I searched the net and came up empty. A 40 year old saw part is impossible to come by. I thought about having a piece machined or, maybe I could use aluminum welding rods and fix it myself. But if I destroyed the piece, how would a machinist make me a new one. I decided I had better do some measurements.

Step 6: Design the Part

To start the design process I scanned the part with my Brother printer . I used a sharpie first to assure a nice dark image.

Step 7: Remove Background

I used free online tools to prepare my scan for use in Tinker Cad. In these pics you can see how I removed the background, darkened, and created a .svg file I could import into Tinker Cad. The pictures show the addresses of each of the free websites I used but they are a bit to small for some eyes. My own included. The sites are as follows:

Step 8: Tinkercad

Tinkercad is an amazing tool. Once I imported and sized my .svg image, I was able to build around it with solids and holes until I had recreated the part. No need to figure out the angles, just follow the scanned image. Once all my creations were in place, I just removed my scan, selected everything else and clicked combine and voila! One additional cut out and two small additions and I was done. I then exported my creation as an .stl file.

Step 9: 3d Printing ?

My next thought was 3d printing. If I had a part printed and it fit, then I could attempt aluminum welding without worry. If I messed up I'd give the printed part to a machinist to copy. Problem is I don't have a 3d printer.

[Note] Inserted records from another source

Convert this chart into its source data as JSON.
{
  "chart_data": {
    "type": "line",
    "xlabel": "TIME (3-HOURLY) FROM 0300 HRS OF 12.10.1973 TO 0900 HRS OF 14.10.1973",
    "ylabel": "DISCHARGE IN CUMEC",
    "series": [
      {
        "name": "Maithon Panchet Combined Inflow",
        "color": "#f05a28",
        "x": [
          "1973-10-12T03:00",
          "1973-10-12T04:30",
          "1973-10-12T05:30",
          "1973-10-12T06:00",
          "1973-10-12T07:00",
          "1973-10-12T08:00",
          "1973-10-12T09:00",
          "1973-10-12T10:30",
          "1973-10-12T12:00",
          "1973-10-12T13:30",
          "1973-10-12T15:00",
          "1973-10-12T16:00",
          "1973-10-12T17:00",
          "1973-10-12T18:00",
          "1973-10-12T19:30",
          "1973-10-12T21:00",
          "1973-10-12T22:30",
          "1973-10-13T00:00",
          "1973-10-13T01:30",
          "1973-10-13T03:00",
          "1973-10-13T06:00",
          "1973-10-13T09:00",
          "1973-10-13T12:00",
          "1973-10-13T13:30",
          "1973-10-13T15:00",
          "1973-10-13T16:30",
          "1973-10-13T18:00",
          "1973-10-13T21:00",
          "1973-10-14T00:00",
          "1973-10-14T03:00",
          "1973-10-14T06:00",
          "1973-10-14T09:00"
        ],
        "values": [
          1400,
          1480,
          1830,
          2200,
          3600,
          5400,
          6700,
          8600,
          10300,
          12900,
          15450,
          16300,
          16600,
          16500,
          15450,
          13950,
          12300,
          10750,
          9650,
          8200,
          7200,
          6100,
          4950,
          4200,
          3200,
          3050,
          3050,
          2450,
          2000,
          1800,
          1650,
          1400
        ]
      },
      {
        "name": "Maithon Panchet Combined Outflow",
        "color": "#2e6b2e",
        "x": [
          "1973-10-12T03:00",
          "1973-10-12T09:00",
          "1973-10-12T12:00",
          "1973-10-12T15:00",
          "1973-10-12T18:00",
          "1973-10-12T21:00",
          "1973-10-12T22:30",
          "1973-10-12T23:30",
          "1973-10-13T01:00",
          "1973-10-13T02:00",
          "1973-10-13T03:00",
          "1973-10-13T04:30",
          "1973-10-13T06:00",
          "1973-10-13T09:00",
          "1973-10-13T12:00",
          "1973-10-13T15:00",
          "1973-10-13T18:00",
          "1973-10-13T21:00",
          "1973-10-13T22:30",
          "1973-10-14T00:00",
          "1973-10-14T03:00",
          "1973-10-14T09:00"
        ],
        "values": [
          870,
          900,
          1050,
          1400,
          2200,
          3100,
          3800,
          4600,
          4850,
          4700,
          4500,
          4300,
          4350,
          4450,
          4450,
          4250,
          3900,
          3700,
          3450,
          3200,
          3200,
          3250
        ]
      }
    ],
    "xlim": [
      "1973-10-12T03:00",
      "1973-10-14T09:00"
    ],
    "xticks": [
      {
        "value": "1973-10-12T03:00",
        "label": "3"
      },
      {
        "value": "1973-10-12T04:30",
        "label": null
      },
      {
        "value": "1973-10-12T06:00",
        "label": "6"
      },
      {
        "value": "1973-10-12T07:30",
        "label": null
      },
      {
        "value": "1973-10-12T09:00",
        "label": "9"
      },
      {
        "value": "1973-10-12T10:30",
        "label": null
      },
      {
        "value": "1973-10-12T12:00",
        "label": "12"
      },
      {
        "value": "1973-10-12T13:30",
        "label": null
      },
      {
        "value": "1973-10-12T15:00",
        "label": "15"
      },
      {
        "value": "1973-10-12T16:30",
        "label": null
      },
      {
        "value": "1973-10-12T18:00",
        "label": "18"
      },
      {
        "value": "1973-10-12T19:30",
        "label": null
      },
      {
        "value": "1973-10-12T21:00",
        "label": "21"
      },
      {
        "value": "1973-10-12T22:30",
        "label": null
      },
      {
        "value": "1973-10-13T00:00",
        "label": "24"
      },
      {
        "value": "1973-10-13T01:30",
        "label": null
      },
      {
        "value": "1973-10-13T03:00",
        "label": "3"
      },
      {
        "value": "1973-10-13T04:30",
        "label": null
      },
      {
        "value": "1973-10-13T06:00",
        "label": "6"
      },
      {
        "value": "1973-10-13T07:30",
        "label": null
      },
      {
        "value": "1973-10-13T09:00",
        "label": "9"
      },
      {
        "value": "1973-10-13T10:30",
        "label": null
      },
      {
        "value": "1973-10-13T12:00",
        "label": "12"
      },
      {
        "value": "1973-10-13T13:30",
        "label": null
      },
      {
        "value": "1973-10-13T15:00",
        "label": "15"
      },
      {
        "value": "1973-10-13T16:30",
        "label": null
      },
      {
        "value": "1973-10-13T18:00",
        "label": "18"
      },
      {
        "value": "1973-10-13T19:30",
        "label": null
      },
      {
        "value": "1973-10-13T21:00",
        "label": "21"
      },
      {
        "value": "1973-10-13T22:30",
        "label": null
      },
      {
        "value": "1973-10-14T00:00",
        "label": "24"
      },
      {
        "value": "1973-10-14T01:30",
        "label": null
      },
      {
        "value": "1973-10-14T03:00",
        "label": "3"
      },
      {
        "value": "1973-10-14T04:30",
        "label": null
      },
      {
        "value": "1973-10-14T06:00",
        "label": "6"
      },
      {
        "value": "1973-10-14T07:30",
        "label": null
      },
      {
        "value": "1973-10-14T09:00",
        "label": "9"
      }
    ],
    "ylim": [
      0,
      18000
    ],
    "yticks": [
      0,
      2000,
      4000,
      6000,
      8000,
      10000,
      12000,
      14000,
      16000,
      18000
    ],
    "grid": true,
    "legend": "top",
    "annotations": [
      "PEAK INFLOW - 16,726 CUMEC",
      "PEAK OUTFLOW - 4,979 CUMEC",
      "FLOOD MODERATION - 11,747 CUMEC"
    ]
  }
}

I uploaded my .stl to a website and for $8, shipping included, I got myself a perfect copy of my creation. BLEW MY MIND!

I had chosen the cheapest option they had in case it didn't work well. After receiving my perfect part, I decided to order one made with carbon fibre reinforcement and just use it. I was now finding that my price had risen astronomically. Even reordering the one I had just purchased would have been over three times the price. Garrr@#! What to do now.

Step 10: Time for a New Hobby ?

This was my first experience with Tinker Cad and 3d printing. If I had my own machine surely I would be able to do more than just fix this scroll saw. So yes, I decided to dive down the rabbit hole. I bought a Creality ender6 3d printer. I have lots of pics of assembling it. This Instructable isn't about building a 3d printer though. Maybe I'll do another Instructable on how to assemble it another time.

Step 11: Prepare to Print

Of the many programs out there to prepare .stl files for printing, I have chosen PrusaSlicer. I'm new to this and I find it pretty easy to follow. I bought carbon fibre reinforced pla filament and printed my own part.

Step 12: Reassemble

It was so exciting to have my own printed part, after 5 months of having the machine in pieces in my shop. I put it in and reassembled the saw. It works great so far. If it breaks again, I'll just print another part with a stronger filament and see how that goes. In the mean time, I'll enjoy my new hobby by printing other items.

Step 13: Test Run

This is just a simple test with thin material to show it running.

I'm quite pleased with how this project turned out. I also look forward to incorporating 3d printed items into future Instructables.

Tinkercad was also super fun to work with, so thanks to Autodesk for offering such a marvellous tool for free. I look forward to trying out their Fusion 360 program next.